The best Rumpole moment for me was the time he insisted on getting his kidney pudding from a restaurant where the owner refused to prepare it the way he wanted it. After Rumpole saved the owner/cook from losing his establishment, in an unrelated matter, the owner himself prepared the dish for him; the episode ends with Rumpole taking a bite from the pudding and reacting to a nasty flavor!

I will miss him too.

In the story, though, and in the audiotape reading, Rumpole is not so obviously displeased. “Oh, Hilda,” he says, “[it’s] not a patch on yours!”. Which might indicate disapproval, or just good politics.

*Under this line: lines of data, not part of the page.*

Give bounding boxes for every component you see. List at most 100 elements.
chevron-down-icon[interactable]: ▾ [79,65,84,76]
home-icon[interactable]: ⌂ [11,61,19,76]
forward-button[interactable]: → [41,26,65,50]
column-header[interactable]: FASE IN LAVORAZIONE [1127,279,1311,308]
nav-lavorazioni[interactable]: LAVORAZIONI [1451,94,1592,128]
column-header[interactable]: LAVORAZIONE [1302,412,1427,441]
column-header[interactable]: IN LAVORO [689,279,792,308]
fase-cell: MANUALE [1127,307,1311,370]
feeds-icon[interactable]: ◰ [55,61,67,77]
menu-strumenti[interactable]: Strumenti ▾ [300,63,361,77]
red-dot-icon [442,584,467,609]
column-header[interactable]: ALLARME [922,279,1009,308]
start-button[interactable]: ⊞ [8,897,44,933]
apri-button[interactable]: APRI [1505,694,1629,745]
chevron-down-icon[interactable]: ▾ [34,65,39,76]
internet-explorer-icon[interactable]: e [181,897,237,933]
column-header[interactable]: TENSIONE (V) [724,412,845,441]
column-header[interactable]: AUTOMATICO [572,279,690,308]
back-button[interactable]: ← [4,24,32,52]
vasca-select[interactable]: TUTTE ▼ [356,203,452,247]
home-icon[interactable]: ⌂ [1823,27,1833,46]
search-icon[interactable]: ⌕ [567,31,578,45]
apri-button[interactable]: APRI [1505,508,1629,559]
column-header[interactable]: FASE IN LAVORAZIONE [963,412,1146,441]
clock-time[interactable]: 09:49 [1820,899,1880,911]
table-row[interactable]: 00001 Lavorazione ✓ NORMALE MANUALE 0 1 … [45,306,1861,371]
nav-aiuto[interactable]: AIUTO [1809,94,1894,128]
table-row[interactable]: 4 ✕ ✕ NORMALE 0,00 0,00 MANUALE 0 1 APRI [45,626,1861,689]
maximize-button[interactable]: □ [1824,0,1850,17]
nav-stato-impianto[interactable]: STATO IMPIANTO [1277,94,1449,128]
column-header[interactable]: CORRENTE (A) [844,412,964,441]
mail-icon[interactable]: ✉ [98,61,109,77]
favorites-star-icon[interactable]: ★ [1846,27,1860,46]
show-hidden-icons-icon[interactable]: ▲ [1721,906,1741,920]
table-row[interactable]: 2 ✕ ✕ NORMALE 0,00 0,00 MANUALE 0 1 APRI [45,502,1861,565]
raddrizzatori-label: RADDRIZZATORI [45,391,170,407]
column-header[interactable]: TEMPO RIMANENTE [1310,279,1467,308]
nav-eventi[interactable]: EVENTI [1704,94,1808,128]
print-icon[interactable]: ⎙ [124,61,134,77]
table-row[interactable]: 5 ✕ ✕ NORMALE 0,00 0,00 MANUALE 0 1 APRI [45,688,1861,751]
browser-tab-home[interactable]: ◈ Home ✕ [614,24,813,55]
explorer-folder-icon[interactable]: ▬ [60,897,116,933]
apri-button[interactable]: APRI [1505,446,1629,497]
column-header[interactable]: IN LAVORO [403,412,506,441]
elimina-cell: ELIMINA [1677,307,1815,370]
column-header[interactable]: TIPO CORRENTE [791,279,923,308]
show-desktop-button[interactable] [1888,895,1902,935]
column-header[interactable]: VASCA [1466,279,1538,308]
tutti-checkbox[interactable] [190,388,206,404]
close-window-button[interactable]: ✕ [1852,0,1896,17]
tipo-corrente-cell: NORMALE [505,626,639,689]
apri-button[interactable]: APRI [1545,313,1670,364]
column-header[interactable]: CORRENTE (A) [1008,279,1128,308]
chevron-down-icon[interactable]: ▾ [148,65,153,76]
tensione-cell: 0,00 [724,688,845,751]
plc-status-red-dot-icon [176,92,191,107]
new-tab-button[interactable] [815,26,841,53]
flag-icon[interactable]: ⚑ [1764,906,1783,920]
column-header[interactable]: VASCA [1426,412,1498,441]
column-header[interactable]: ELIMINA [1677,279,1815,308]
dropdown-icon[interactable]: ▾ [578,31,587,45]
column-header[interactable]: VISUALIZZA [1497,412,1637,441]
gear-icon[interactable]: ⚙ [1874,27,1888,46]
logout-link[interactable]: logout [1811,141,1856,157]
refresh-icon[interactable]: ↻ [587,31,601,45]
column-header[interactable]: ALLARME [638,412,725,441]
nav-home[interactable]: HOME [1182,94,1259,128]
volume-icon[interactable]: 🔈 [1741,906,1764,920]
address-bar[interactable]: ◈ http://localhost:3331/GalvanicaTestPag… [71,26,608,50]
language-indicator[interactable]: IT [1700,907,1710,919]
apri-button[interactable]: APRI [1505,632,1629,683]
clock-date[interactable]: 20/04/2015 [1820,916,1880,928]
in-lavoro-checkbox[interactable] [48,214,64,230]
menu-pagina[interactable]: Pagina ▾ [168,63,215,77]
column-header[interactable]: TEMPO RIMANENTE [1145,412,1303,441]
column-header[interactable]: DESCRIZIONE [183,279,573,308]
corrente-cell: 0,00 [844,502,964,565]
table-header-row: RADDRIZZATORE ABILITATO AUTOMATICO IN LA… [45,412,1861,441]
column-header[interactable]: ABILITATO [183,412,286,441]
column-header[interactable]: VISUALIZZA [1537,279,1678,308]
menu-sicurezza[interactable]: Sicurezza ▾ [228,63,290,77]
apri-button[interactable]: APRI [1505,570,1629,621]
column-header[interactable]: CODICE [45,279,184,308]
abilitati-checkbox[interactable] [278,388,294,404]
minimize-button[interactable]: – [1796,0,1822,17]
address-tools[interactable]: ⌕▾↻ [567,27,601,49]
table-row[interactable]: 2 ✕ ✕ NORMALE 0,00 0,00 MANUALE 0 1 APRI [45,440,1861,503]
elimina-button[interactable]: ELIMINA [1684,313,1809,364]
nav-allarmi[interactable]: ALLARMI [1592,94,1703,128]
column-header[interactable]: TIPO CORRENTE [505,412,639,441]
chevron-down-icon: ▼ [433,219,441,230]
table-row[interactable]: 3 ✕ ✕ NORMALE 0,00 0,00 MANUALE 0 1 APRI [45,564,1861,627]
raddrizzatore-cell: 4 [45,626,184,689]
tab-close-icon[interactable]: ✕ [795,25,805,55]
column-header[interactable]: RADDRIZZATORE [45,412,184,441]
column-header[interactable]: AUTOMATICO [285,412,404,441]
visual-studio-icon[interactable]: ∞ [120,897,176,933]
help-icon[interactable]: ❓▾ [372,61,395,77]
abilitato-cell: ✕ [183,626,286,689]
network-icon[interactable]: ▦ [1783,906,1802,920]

I think it was a mashed spud, not kidney pud.

I haven’t seen mentioned in any of the obits that he won a big acting award for the STAGE version of A Man For All Seasons. I don’t remember if it was in London or Broadway - he played in both. But the odd thing is, he didn’t play Cromwell on the stage. He played a part that didn’t exist in the movie: The Common Man. He was essentially the one-man chorus playing the narrator, the servants, the jurors, the executioner, etc. I would have loved to have seen that.

“It isn’t difficult to keep alive, friends – just don’t MAKE trouble – or if you must make trouble, make the sort of trouble that’s expected.”

The powers that be decided (wisely) that the Common Man wouldn’t have worked in the movie, so they gave McKern the part of Cromwell.

Two more parts I haven’t seen mentioned: When I was in college I took a course on ancient Greece and they showed a film called The Drinking Party, which was Plato’s Symposium in modern dress. LM was Scorates.
And in the eighties he went back to Australia sto star ina flick called Travelling North.

I have a copy of his autobiography, by the way. Those of us who know him best as (John Mortimer’s) Rumpole might be astonished by how conservative he was.

Here is McKern on Rumpole:
"The man is nothing like me; I would have walked out of that awful thirties flat and left She Who Must Be Obeyed years ago. i would probably have succumbed to the temptation of abandoning principles and beliefs, faced with the prospect of a succession of tomorrows that promised nothing but repetitions of today. I do not have his wonderful acceptance of people being what they are, irrecoverable irresponsibles; I do not possess his balanced irony, his patience, his loyalty or his deeply-buried convctions and faIths which in the end will prove the apparent loser a winner in the only true sense of the word.

“The old defender will die in that wretched flat, or at his cramped desk in the overcrowded chambers, or climbing the steps up from the Holborn Underground station, and there will not be that many who appreciate what has gone, and very few who will know what words were engraved on his heart.”

RIP Leo. Thanks for many hours of pleasure.